Most planners and politicians follow one golden rule – four car parking spaces per 1,000 feet. As a result, there is abundant under-priced parking. In Chicagoland, that translates into 78 percent of Chicagoland commuters driving to work, according to the U.S. Census Bureau. Ninety-five percent of them then park for free.
The reason so many people drive to work and park for free is that is that it is enormously subsidized, even though parking spaces cost $10,000-$30,000 each to build. These spaces, when provided for free, are bundled into higher rents for the businesses, which raise prices on goods.
If drivers were charged a price closer to the parking spots’ market price, they would drive less and explore other transportation options – a scenario not unlike what happened this summer.
And then we should direct that revenue toward improving public services and amenities. Instead of the parking meter revenue going to the government’s general operating funds, increased revenues would go to expanding transportation options – repairing sidewalks, improving transit service, and installing more bike lanes.
One argument that routinely pops up against this kind of pricing is that it is unfair to underserved communities and people on fixed income. However, this raises the broader issue of access to affordable transportation. In the second half of this story in the next issue of ModeShift, we will discuss the barriers to equitable transportation and how we can all work to overcome them.

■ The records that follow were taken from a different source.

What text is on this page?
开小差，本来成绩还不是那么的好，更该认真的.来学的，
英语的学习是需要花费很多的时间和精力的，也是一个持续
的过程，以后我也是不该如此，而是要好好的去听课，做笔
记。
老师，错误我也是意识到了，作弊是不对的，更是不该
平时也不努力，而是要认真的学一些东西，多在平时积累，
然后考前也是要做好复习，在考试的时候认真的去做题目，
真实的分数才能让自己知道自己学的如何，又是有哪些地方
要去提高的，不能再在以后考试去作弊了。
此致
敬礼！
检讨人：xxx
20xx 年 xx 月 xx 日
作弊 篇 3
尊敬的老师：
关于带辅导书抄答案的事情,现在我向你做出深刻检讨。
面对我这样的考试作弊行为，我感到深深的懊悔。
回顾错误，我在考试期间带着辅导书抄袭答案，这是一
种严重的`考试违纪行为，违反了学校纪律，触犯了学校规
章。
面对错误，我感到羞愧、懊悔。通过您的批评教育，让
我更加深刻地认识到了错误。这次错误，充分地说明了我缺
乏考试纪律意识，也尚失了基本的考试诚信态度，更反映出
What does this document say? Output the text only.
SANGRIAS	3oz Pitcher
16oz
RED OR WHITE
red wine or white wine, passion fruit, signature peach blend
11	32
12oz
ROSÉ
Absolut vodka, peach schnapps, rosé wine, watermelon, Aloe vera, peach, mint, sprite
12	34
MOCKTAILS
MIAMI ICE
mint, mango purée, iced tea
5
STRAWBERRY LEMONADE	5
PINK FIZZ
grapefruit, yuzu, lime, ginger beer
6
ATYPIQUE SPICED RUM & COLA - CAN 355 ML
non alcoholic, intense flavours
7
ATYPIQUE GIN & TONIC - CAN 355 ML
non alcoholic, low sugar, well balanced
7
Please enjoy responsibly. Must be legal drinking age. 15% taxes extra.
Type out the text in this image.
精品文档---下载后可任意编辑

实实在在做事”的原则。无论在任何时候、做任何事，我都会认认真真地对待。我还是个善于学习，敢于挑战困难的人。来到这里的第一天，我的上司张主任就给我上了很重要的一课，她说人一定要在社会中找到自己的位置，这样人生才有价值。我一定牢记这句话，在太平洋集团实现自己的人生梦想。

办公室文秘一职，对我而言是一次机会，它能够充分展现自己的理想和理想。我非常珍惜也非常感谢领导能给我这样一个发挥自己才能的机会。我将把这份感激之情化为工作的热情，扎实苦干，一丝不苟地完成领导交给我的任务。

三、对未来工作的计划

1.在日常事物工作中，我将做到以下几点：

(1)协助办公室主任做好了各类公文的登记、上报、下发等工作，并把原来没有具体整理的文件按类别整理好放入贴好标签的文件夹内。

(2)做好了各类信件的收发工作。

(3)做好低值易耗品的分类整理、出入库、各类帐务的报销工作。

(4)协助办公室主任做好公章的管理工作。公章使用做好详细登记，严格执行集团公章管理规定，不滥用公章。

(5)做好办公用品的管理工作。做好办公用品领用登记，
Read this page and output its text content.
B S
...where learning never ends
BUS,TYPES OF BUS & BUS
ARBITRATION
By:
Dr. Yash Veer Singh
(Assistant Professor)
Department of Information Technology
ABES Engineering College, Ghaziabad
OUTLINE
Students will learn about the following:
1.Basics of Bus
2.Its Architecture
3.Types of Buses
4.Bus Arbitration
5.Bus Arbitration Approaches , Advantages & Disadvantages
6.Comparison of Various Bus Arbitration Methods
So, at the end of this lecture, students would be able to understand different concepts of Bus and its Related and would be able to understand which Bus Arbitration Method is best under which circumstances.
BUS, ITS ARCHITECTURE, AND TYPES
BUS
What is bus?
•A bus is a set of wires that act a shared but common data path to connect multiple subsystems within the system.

Calls to LAZ Parking, who is operating the parking lease and to the City of Chicago were not returned. We would be eager to have a conversation with representatives to discuss the new parking
It is important to note that the recent parking meter price increase may not be based on the market value of those spaces.
It is also important to note that there is no guarantee that the transaction’s $1.2 billion will be directed toward expanding transportation options for all Chicago residents.
Traffic is getting worse and the number of crashes are directly linked to vehicle miles traveled. Our air is getting dirtier. Oil is running out; and cities need money. This is the time to evaluate the remaining non-leased parking with regard to sustainable, revenue-generating uses that encourage bicycling, walking and transit and reduce crashes. As Shoup puts it, the revenue is under our cars.